En el verano de 1922, un joven de 18 años llamado Ralph Samuelson vivía en Lake City, una pequeña ciudad de Minnesota a orillas del lago Pepin. El lago, un ensanchamiento natural del río Mississippi en la frontera con Wisconsin, era el lugar de ocio de toda la comunidad. Samuelson pasaba sus veranos en el agua y tenía una idea que le daba vueltas en la cabeza: si era posible esquiar sobre la nieve, ¿por qué no podría alguien esquiar sobre el agua?
Los primeros intentos
El razonamiento de Samuelson era tan sencillo como brillante. Si los esquís de nieve funcionaban porque permitían deslizarse sobre una superficie blanda sin hundirse, algo similar debería funcionar sobre el agua si se usaban tablas lo suficientemente largas y planas. El reto era encontrar la forma de mantenerse en pie mientras un barco tiraba de él a suficiente velocidad para crear la sustentación necesaria.
Sus primeros intentos usaron materiales improvisados: duelas de barril como tablas, tiras de cuero como sujeción y una cuerda de tender la ropa como cuerda de remolque. Los resultados fueron desastrosos: las tablas se hundían, se hundía él, o los dos. El problema era la posición de arranque: Samuelson intentaba ponerse de pie antes de que la lancha generara suficiente velocidad, lo que hacía que los esquís se hundieran en el agua y lo arrastraran hacia adelante.
La solución técnica
Después de varios días de intentos fallidos, Samuelson descubrió el principio técnico fundamental del esquí acuático: hay que apoyarse hacia atrás, dejar que los esquís planen sobre el agua y dejar que el tirón de la lancha te ponga de pie. En lugar de intentar levantarse activamente, el esquiador debe simplemente aguantar la tensión de la cuerda con los brazos mientras flexiona las rodillas y deja que el agua haga el resto.
Con tablas de madera de pino de unos dos metros y medio, curvadas en la punta con agua caliente para que no se hundieran, y remolcado por el barco de motor de su hermano Ben, Ralph Samuelson se puso de pie sobre el agua el 28 de junio de 1922 en el lago Pepin.
El espectáculo del lago Pepin
Una vez dominada la técnica básica, Samuelson comenzó a perfeccionar sus habilidades y a buscar nuevos desafíos.
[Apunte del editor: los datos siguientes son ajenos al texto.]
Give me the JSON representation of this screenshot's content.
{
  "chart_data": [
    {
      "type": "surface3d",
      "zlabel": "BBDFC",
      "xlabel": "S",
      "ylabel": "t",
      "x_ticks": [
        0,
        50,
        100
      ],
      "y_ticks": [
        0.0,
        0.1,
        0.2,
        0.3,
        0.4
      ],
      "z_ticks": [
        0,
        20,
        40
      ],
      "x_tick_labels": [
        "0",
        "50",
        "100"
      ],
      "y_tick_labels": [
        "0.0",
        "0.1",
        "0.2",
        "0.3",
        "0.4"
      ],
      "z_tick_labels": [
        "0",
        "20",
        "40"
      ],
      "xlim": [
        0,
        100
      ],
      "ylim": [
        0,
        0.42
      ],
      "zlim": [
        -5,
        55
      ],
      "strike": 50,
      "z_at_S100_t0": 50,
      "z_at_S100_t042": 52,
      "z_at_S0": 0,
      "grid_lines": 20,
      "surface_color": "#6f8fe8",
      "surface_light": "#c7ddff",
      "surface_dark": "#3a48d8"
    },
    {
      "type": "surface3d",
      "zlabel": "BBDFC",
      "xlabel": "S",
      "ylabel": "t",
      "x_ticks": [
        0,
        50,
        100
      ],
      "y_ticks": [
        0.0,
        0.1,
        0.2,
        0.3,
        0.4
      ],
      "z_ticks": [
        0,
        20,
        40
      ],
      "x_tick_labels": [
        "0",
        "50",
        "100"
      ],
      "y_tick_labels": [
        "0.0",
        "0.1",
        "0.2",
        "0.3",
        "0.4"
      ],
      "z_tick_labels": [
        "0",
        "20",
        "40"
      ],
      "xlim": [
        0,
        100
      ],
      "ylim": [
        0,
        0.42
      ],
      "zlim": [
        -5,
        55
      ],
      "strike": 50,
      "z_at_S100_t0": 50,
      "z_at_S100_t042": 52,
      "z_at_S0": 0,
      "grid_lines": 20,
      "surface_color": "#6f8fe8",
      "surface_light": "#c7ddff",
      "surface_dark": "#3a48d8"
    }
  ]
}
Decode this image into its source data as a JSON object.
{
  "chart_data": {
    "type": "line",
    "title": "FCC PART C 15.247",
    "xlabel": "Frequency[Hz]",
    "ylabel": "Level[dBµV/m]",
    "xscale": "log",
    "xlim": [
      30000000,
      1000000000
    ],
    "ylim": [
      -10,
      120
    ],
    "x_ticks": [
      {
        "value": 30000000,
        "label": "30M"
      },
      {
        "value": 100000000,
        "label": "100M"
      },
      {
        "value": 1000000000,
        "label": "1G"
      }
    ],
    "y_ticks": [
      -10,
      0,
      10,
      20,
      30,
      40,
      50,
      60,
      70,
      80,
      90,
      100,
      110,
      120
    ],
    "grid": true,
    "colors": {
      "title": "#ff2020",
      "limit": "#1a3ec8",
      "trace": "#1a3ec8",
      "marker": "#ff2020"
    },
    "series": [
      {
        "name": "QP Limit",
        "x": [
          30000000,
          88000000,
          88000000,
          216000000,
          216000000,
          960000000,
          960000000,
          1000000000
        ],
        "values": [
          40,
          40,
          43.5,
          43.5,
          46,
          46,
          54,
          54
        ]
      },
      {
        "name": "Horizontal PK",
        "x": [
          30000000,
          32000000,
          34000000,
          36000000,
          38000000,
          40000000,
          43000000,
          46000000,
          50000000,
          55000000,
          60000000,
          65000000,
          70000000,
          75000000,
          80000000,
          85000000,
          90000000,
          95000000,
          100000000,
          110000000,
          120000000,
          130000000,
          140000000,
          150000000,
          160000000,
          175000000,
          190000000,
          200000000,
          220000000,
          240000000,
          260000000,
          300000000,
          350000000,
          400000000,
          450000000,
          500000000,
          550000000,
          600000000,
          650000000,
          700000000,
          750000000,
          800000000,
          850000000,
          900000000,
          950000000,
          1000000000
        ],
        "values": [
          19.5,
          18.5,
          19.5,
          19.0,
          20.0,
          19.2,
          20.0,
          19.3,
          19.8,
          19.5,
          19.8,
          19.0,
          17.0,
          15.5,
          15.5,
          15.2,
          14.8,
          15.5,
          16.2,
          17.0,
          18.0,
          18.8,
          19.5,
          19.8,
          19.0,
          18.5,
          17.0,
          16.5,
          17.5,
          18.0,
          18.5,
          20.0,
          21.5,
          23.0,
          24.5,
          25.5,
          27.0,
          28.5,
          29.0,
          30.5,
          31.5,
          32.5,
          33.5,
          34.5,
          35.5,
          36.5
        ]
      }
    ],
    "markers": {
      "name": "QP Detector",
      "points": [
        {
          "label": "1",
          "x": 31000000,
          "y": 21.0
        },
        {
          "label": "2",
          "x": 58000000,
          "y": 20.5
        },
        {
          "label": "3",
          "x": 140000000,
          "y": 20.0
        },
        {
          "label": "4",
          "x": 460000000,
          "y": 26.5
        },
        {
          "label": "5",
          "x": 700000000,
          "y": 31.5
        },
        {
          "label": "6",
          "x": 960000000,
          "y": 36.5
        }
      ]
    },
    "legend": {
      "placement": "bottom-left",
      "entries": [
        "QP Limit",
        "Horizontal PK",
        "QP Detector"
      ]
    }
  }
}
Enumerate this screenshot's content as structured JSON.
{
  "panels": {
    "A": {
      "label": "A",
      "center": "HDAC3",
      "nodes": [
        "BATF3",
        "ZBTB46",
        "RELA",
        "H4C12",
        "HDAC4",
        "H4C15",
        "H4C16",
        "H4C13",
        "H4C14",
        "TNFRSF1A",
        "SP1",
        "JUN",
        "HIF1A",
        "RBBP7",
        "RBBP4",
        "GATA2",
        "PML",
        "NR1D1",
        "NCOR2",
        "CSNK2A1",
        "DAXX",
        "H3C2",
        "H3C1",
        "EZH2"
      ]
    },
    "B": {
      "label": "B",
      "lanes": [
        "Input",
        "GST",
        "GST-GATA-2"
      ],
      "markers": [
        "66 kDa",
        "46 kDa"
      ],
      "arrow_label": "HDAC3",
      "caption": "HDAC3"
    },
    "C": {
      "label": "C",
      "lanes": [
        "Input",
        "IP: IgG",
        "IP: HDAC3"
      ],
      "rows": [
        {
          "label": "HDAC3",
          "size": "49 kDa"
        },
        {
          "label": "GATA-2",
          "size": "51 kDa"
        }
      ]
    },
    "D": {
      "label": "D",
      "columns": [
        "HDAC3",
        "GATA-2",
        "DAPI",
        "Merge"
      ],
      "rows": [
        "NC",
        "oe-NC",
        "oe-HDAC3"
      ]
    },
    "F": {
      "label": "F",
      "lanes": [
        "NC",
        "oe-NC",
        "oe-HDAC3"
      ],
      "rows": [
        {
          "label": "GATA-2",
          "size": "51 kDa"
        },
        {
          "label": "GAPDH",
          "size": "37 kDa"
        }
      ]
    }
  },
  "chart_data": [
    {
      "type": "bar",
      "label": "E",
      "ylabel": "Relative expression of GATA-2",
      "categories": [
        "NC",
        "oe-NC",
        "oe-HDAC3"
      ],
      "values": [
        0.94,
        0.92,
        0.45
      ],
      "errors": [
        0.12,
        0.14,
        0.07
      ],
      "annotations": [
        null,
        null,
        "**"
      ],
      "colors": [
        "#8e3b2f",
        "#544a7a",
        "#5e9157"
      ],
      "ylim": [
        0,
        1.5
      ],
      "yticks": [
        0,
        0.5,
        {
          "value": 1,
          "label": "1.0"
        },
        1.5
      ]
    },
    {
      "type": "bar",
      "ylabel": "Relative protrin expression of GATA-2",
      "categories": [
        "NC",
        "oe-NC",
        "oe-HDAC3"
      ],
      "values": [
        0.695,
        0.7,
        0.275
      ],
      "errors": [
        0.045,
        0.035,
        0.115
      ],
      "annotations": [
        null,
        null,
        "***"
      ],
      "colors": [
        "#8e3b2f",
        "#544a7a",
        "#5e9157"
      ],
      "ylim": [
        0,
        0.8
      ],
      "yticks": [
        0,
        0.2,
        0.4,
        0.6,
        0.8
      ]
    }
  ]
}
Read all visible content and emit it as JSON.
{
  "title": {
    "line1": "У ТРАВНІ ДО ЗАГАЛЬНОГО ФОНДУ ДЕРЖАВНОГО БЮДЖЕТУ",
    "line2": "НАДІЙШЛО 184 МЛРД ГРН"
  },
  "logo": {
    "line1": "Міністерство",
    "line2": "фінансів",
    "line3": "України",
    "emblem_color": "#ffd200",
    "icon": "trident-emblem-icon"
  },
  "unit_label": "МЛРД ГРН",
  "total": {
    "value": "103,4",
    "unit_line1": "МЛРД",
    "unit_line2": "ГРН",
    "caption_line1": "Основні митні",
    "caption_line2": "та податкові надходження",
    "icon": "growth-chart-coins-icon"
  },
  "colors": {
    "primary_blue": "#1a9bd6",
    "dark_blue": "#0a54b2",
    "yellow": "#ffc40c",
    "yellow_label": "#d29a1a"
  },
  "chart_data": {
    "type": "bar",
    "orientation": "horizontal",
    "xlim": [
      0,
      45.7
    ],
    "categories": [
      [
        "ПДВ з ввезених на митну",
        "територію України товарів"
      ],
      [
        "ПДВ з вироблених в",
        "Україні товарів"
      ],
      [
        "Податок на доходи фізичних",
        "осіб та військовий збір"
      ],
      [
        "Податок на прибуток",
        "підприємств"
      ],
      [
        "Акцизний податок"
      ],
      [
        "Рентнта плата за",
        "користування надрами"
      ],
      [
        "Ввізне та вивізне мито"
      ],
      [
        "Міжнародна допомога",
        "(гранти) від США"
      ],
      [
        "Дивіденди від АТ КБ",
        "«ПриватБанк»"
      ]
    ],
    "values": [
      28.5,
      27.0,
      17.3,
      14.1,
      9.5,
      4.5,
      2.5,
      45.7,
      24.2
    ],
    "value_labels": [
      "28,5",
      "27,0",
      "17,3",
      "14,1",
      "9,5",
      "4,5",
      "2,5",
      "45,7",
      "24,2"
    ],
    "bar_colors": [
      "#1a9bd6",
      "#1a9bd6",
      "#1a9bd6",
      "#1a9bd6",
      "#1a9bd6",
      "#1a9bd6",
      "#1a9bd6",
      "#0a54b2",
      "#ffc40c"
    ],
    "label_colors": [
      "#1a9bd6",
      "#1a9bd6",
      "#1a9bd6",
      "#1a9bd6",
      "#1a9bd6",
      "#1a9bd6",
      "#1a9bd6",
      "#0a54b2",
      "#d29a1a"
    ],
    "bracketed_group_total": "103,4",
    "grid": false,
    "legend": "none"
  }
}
En los años siguientes desarrolló múltiples innovaciones: construyó la primera rampa de salto de esquí acuático (una plataforma de madera engrasada), realizó exhibiciones en diversos lagos y ríos del Midwest americano, y llegó a alcanzar velocidades de más de 130 km/h remolcado por un avión de hidroplano en 1925, lo que lo convierte en el primer esquiador acuático en alcanzar esa velocidad.
Las exhibiciones de Samuelson en el lago Pepin y en otros lugares de Minnesota y Wisconsin fueron seguidas por cientos de espectadores que nunca habían visto nada igual. Para una época sin televisión ni internet, ver a un joven deslizarse sobre el agua como si estuviera esquiando en la nieve era un espectáculo extraordinario.
El reconocimiento tardío
Durante décadas, la historia de Samuelson fue conocida solo en su comunidad local. No había registro oficial de sus hazañas, y cuando el esquí acuático fue ganando popularidad en las décadas de 1940 y 1950, surgieron otras reclamaciones de invención del deporte. El francés Fred Waller, por ejemplo, patentó en 1925 unos esquís acuáticos similares a los de Samuelson sin que Samuelson lo hubiera patentado nunca.
No fue hasta 1966, cuando Samuelson tenía 62 años y el esquí acuático era ya un deporte practicado en todo el mundo, que la American Water Ski Association (AWSA) investigó la historia y reconoció formalmente a Samuelson como el verdadero inventor del deporte. En Lake City se levantó una placa conmemorativa en su honor, y el lugar donde realizó sus primeras pruebas fue señalizado como punto de interés histórico.
Ralph Samuelson murió en 1977, habiendo vivido lo suficiente para ver cómo su invento de juventud se había convertido en un deporte internacional con sus propios Campeonatos del Mundo, miles de practicantes en todos los continentes y una comunidad apasionada que celebraba anualmente la hazaña de aquel joven de Minnesota que, un día de junio de 1922, decidió esquiar sobre el agua.